DP CLI-loaded files: data update diagram

The diagram in this topic shows data sets loaded by Data Processing component of BDD, from Hive. The diagram illustrates how you can update this data set using DP CLI, and increase its size from sample to full.

This diagram provides a summary of data loading and update options for data sets that are loaded into BDD via Data Processing CLI.

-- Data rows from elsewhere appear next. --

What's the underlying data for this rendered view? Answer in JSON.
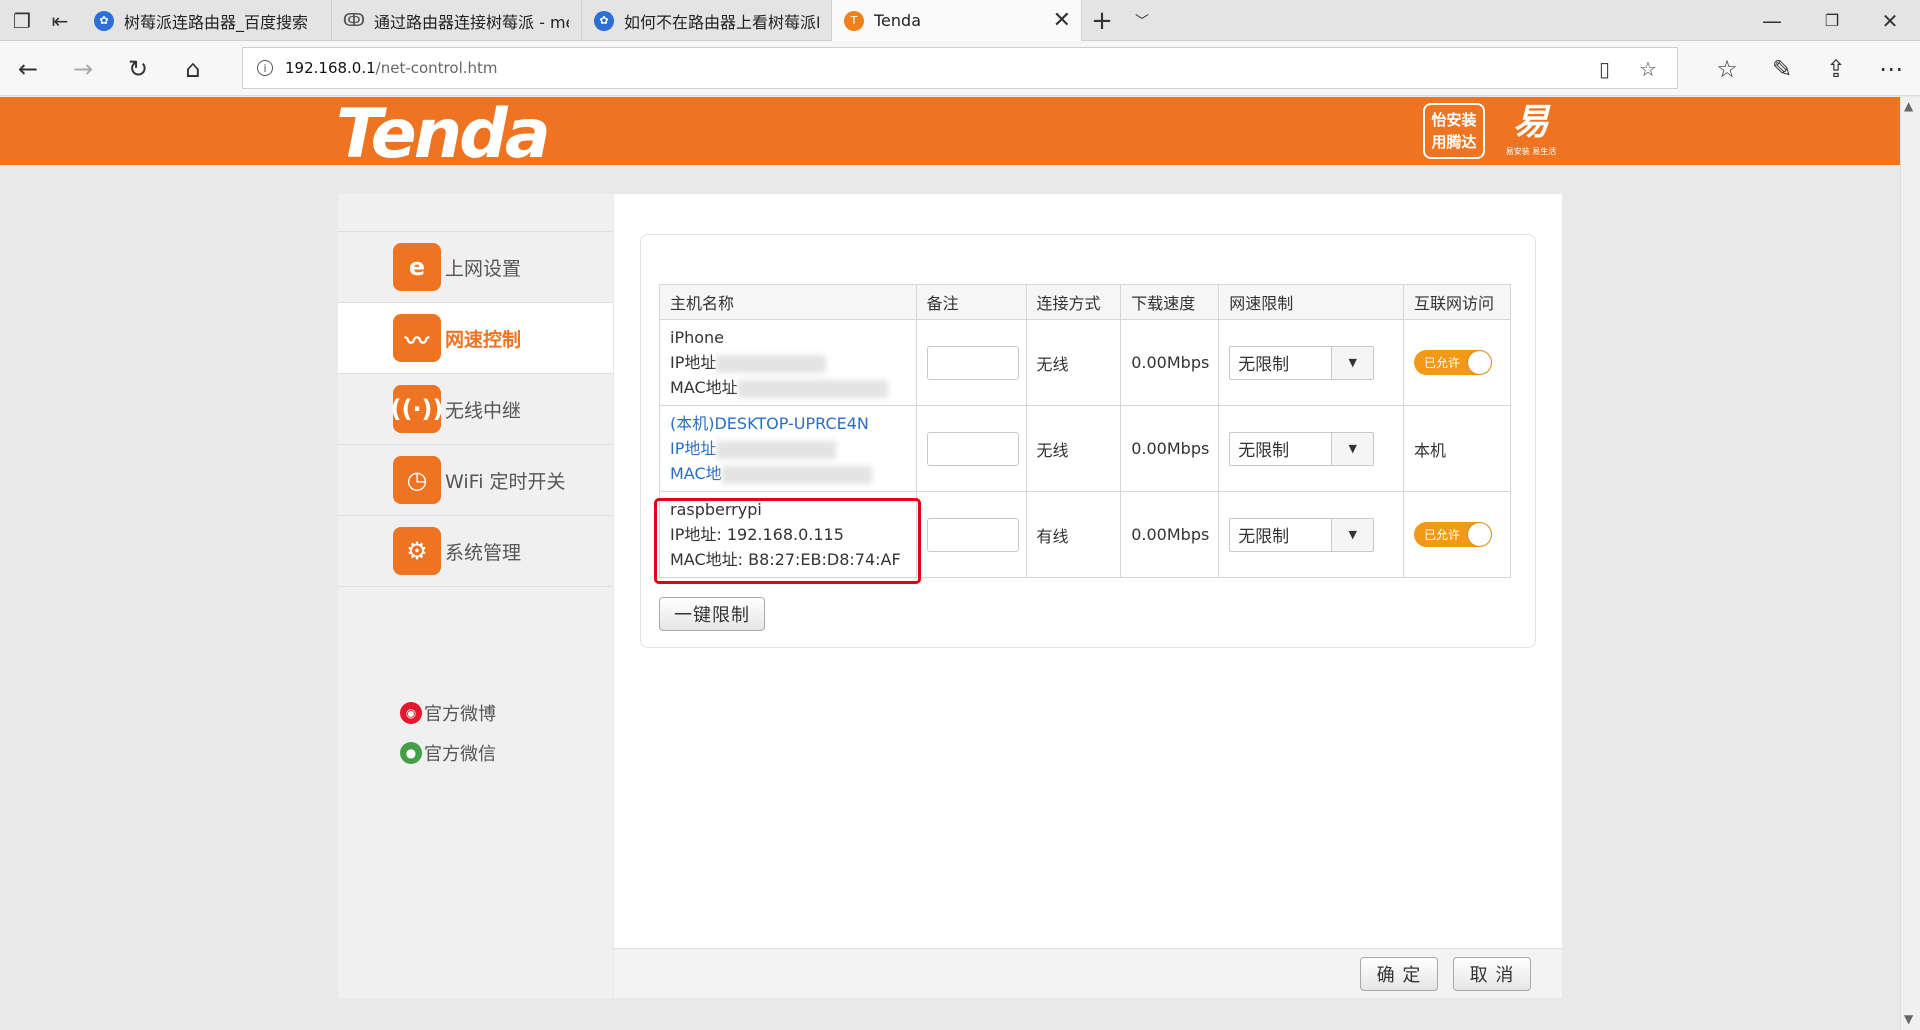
{
  "browser": {
    "tabs": [
      {
        "label": "树莓派连路由器_百度搜索",
        "favicon": "baidu-paw-icon"
      },
      {
        "label": "通过路由器连接树莓派 - me",
        "favicon": "csdn-icon"
      },
      {
        "label": "如何不在路由器上看树莓派I",
        "favicon": "baidu-paw-icon"
      },
      {
        "label": "Tenda",
        "favicon": "tenda-icon"
      }
    ],
    "url_host": "192.168.0.1",
    "url_path": "/net-control.htm"
  },
  "header": {
    "logo_text": "Tenda",
    "badge_line1": "怡安装",
    "badge_line2": "用腾达",
    "badge2_small": "易安装 易生活"
  },
  "sidebar": {
    "items": [
      {
        "label": "上网设置",
        "icon": "internet-e-icon"
      },
      {
        "label": "网速控制",
        "icon": "speed-wave-icon"
      },
      {
        "label": "无线中继",
        "icon": "wireless-repeater-icon"
      },
      {
        "label": "WiFi 定时开关",
        "icon": "wifi-timer-icon"
      },
      {
        "label": "系统管理",
        "icon": "gear-icon"
      }
    ],
    "social": [
      {
        "label": "官方微博",
        "icon": "weibo-icon"
      },
      {
        "label": "官方微信",
        "icon": "wechat-icon"
      }
    ]
  },
  "table": {
    "headers": [
      "主机名称",
      "备注",
      "连接方式",
      "下载速度",
      "网速限制",
      "互联网访问"
    ],
    "rows": [
      {
        "name": "iPhone",
        "ip_label": "IP地址",
        "mac_label": "MAC地址",
        "connection": "无线",
        "speed": "0.00Mbps",
        "limit": "无限制",
        "access": "已允许"
      },
      {
        "name": "(本机)DESKTOP-UPRCE4N",
        "ip_label": "IP地址",
        "mac_label": "MAC地",
        "connection": "无线",
        "speed": "0.00Mbps",
        "limit": "无限制",
        "access": "本机"
      },
      {
        "name": "raspberrypi",
        "ip_label": "IP地址: 192.168.0.115",
        "mac_label": "MAC地址: B8:27:EB:D8:74:AF",
        "connection": "有线",
        "speed": "0.00Mbps",
        "limit": "无限制",
        "access": "已允许"
      }
    ]
  },
  "buttons": {
    "one_click_limit": "一键限制",
    "confirm": "确 定",
    "cancel": "取 消"
  },
  "colors": {
    "brand_orange": "#ef7422",
    "toggle_on": "#f29a18",
    "highlight_red": "#e60012",
    "wired_green": "#2e9b2e",
    "link_blue": "#2a6fc3"
  }
}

In this diagram, from left to right, the following actions take place:
  • You load a data set from Hive using the Data Processing workflow (DP CLI). The data set appears in Catalog in Studio.
  • You can now create a BDD project from this data set. Notice that a data set in your project does not eliminate this data set in Catalog. That is, other users may still see this data set in Catalog, if they have permissions. However, you have now taken this data set with you into your project. You can think of it as a different version of the data set, or your project's private version of the data set.
  • In a project, you can load full data into it with the Load full data set action in Studio.
  • Using Data Processing CLI, you can also run scripted updates to this data set. Two types of scripted updates exist: Refresh Data and Incremental Update.

    To run scripted updates, you need a data set logical name, found in the data set's properties in Studio. It is important to provide the correct data set logical name to the DP CLI. If the data set is in Catalog, it is not the same data set that you have in your project. Note the correct data set logical name.

Note the following about this diagram:
  • You cannot run an Incremental Update with DP CLI for a data set in Catalog; you can only run it when you add the data set to a project.
  • You can run an Incremental Update with DP CLI after you specify a record identifier. For this, you must move the data set into a project in Studio.
  • Because this data set arrived from Hive, you cannot update it within Studio. Instead, you can use DP CLI for data set updates.
  • Once you load full data, this does not change the data set that appears in Catalog. Moving a data set to a project and loading full data is similar to creating a personal version of the data set. Next, you can write scripted updates to this data set, using DP CLI commands Refresh data and Incremental update. You can run these updates periodically, as cron jobs. The updates will run on your personal version of this data set in this project. This way, your version of this data set is independent of the data set's version that appears in Catalog.

With this workflow, you create a project of your own, based on this data set, where you can run scripted updates with DP CLI. This approach works well for BDD projects that you want to keep around and populate with newer data.

This way, you can continue using the configuration and visualizations you built in Studio before, and analyze newer data as it arrives.